Cent ans de la République turque: l’opposition critique Erdogan pour des célébrations a minima
Ce dimanche 29 octobre, la République de Turquie célèbre son centenaire. Un siècle d’existence pour le régime fondé par Mustafa Kemal Atatürk sur les ruines de l’Empire ottoman, aujourd’hui dirigé par Recep Tayyip Erdoğan. Mais l’actuel président, au pouvoir depuis 20 ans, n’entend pas demeurer dans l’ombre du père fondateur.
De nombreux Turcs estiment que les célébrations annoncées par le pouvoir ne sont pas à la hauteur de l’événement. C’est notamment le cas du Parti républicain du peuple, le CHP, créé par Mustafa Kemal Atatürk, aujourd’hui principal parti d’opposition. Le CHP accuse le président Erdoğan de se contenter de simples « commémorations », au lieu de célébrations en bonne et due forme.
Feux d’artifice et cérémonies sont au programme, notamment au mausolée d’Atatürk à Ankara, comme le veut la tradition. Mais certains n’ont pas pu s’empêcher de faire la comparaison : alors qu’il avait convié ses homologues du monde entier à sa réinvestiture en juin, Recep Tayyip Erdogan n’a pas jugé bon de donner au centenaire de la République une résonance internationale. Les ambassadeurs en poste en Turquie ont attendu jusqu’au dernier moment une invitation à une éventuelle réception, veillant à rester disponibles en cas de sollicitation impromptue. La présidence a démenti les critiques de l’opposition, assurant que la République serait « célébrée comme il se doit ».
Mais ces derniers jours, de nombreux événements festifs ont été annulés en raison des bombardements de l’armée israélienne sur Gaza. Samedi, Recep Tayyip Erdogan a convoqué à Istanbul un « grand meeting pour la Palestine ». Là encore, les opposants du président turc n’en doutent pas : cette date n’a pas été choisie au hasard, à la veille du centenaire.
Selon eux, c’est une façon pour Recep Tayyip Erdoğan d’occuper le devant de la scène, de ne surtout pas rester dans l’ombre de Mustafa Kemal Atatürk. Car célébrer le centième anniversaire de la République impose de convoquer le souvenir de son père fondateur et premier président. Ce dimanche matin, les journaux pro gouvernement illustrent très bien l’effet recherché: la plupart consacrent la majeure partie de leur première page au grand meeting sur Gaza, et un encadré plus ou moins grand au centenaire de la République.
Alors certains se posent la question : Tayyip Erdogan et ses partisans cherchent-ils à effacer la mémoire d’Atatürk ? Mais la division se fait surtout entre ceux qui voient Atatürk comme l’initiateur d’une rupture, un révolutionnaire et un précurseur unique et inégalable, et ceux qui replacent le fondateur de la République dans une lignée de grands hommes incluant notamment le sultan seldjoukide Alparslan et Mehmet II le Conquérant. Recep Tayyip Erdogan est de ceux-là.

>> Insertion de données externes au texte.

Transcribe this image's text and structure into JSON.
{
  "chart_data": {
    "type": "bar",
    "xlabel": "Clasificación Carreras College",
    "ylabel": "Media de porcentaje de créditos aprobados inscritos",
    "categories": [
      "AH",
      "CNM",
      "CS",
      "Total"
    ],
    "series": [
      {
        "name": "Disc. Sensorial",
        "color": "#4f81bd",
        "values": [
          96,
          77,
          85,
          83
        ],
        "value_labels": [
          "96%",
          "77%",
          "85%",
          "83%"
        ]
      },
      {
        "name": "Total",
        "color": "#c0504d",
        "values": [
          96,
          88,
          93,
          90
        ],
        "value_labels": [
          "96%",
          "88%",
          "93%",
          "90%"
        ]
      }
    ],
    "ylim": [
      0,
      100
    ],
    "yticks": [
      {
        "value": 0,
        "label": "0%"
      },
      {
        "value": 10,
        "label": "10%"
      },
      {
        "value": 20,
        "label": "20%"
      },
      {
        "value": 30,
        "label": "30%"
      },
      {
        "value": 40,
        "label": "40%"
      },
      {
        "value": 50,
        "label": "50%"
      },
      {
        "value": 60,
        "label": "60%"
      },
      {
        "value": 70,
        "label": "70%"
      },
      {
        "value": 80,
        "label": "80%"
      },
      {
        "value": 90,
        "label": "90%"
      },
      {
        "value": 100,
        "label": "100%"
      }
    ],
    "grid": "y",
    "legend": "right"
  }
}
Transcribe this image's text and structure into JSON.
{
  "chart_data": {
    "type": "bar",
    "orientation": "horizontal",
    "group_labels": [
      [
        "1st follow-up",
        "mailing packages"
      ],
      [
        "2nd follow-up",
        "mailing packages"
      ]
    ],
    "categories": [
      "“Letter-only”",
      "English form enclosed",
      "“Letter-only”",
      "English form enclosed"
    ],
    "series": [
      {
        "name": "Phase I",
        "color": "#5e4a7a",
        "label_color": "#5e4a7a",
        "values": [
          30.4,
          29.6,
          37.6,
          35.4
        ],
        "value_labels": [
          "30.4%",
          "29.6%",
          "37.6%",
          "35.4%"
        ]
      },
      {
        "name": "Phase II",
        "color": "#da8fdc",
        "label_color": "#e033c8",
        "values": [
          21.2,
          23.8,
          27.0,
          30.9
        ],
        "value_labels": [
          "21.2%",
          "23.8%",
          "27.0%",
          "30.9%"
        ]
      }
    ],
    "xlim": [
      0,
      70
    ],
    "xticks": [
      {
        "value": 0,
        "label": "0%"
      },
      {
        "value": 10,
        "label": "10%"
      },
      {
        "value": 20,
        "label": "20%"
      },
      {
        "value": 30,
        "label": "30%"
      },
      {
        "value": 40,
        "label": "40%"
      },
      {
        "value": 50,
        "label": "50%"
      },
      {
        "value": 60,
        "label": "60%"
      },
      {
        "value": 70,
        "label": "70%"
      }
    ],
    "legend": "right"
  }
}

Il insiste sans cesse sur la continuité – celle de « la présence millénaire des Turcs en Anatolie » – et convoite pour lui-même une place parmi ces héros, guides et bâtisseurs. Ses opposants l’accusent par ailleurs de chercher à détricoter une partie de l’héritage d’Atatürk, notamment sa conception de la laïcité. Ils citent la résurgence du religieux dans l’espace public et le discours politique ces 20 dernières années, la multiplication des lycées religieux, ou encore l’influence grandissante des confréries au sein des institutions.
Il faut dire aussi que ce centenaire intervient au cours d’une année éprouvante pour bon nombre de Turcs. Avec deux séismes dévastateurs dans le sud-est en février qui ont tué plus de 50 000 personnes, une campagne électorale au printemps qui a polarisé la société plus que jamais, et une crise économique marquée par deux années d’inflation record, l’ambiance n’est pas vraiment à l’unité nationale en Turquie. Et le cœur n’est, en effet, pas toujours à la fête.